Oh, sweet baby Jesus, I miss China for its massage. I went at least a couple times a month for a one hour, five dollar, elbows-in 'beating'. And then I discovered the wonders of acupuncture, and my life was never the same. Yoga has now taken the place of the massages I used to get, but man. I miss it.
(Side note: I did sliding cups once, and this was the result. Didn't do much for me other than give me some street cred. Give me the needles and a beating any day.)
It was through friends of friends that I met Bing, and she became a very important person in my life during my three years in China. We had lots of adventures, too many to count here. Here is a picture of that time we decided to model for an installation piece in the 798 Art District. Cuz why not.
I never realized how unusual it is for a laowai (me) to have a friend who is a true Beijinger until several of my expat friends pointed it out to me. I feel so lucky to have seen Beijing through Bing's eyes.
I'm going to get mushy again if I talk too much about Bing, but I will say this: We both have two children now, one boy and one girl each. We may or may not have arranged their marriages.
5. Hilarity in Translation
I kick myself every time I think about all the hilarious signs I failed to take pictures of in China. For me, it was such a relief to laugh at a poorly-translated sign not just because it was funny but because it made me feel better for all the times people laughed at my terrible Chinese.

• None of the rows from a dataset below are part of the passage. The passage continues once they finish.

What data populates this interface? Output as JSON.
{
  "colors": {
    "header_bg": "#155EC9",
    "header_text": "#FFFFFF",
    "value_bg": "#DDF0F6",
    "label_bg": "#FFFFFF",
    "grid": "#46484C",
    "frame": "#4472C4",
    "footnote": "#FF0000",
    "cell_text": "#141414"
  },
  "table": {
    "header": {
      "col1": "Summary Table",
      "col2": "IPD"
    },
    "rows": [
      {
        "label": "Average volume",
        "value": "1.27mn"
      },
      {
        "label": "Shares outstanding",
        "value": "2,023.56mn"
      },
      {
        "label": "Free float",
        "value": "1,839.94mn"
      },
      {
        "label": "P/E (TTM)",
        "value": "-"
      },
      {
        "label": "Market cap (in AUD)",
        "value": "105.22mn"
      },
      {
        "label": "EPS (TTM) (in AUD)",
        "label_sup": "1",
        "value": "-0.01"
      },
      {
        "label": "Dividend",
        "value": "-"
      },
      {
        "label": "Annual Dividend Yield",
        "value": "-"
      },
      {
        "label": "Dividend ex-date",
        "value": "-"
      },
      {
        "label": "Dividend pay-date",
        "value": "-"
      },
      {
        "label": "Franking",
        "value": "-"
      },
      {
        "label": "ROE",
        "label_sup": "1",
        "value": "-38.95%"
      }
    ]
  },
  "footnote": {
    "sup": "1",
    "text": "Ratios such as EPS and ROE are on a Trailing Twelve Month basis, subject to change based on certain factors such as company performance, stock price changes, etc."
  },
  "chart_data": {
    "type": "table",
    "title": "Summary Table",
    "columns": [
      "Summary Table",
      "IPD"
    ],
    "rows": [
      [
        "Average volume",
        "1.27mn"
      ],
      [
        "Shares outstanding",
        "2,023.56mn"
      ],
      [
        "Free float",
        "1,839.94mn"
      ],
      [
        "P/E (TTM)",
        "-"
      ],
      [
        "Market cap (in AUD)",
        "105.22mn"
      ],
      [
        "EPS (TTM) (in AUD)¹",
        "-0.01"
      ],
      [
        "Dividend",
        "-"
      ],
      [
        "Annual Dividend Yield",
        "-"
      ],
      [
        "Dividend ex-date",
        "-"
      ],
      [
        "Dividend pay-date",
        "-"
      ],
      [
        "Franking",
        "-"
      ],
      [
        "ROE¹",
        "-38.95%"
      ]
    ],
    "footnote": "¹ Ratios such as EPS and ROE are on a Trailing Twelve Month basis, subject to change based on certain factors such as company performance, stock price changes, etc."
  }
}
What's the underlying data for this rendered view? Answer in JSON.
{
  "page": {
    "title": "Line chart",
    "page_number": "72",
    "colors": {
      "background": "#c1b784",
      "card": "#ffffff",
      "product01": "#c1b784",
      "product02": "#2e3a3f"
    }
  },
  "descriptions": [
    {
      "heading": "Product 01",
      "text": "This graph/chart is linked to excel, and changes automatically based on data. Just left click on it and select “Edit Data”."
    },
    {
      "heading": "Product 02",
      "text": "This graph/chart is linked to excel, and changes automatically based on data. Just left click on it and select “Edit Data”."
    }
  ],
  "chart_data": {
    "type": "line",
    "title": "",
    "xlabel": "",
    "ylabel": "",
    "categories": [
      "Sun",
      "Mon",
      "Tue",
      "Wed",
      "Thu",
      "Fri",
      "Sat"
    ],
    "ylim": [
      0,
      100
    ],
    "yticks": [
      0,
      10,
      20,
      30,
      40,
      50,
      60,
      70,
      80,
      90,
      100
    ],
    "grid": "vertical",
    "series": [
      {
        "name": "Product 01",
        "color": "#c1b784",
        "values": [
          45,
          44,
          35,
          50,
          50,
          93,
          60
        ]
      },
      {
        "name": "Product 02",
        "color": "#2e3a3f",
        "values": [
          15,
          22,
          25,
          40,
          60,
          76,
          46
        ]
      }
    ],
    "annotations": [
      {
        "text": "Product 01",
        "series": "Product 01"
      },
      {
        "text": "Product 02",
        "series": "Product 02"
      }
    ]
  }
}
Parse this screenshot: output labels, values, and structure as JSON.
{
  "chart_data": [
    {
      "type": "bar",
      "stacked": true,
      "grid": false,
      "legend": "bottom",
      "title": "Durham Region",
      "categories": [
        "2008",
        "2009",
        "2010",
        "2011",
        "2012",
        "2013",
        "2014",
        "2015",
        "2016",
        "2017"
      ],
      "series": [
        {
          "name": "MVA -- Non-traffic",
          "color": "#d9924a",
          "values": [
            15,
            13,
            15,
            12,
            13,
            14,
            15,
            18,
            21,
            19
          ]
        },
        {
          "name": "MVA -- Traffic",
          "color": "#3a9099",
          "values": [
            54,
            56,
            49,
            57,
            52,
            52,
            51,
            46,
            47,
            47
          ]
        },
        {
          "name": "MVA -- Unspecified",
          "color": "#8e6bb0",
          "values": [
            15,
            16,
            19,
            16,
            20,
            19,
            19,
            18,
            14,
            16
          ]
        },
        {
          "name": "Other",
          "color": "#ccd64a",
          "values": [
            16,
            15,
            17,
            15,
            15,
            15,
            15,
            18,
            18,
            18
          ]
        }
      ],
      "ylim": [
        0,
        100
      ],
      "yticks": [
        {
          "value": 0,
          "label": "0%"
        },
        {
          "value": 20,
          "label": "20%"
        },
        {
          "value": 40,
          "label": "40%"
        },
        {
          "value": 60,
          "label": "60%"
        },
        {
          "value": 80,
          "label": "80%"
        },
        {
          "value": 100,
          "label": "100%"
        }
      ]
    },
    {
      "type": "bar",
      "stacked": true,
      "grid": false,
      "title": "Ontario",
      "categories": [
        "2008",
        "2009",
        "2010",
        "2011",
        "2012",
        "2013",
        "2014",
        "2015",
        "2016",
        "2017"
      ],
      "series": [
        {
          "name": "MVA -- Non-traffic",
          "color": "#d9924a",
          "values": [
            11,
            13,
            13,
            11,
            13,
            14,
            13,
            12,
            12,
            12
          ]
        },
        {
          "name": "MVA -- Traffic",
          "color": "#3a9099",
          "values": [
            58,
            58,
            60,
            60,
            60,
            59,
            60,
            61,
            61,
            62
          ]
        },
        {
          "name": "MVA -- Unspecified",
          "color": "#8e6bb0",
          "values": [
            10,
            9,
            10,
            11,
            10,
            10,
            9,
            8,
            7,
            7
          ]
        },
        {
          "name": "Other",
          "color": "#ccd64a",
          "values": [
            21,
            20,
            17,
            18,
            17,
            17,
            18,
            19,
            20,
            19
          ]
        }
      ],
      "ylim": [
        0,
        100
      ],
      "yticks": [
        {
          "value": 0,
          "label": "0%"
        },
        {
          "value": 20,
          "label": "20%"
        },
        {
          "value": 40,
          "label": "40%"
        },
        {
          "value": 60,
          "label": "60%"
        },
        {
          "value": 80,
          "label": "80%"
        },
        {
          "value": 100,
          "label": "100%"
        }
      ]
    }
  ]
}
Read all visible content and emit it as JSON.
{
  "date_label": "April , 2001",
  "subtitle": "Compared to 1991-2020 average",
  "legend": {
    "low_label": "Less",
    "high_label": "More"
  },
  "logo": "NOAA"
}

'No taking a blunt to enter.' Boo.
Right now, my biggest adventure is planning my trip to southern California this summer for my cousin's wedding. Granted, traveling with children is an adventure of monumental proportions. But I do miss things like this:
Happy hour dancing.
Great Wall Climbing.
But of course a woman in her thirties puts it in perspective. There's plenty I don't miss about China. PLENTY. And as I was going through all these old pictures, I was noticing two very important people who are absent.
And while I miss the old times, I wouldn't go back to them for the world. There lead me here. And here, wherever 'here' ends up, is the right place as long as we're together.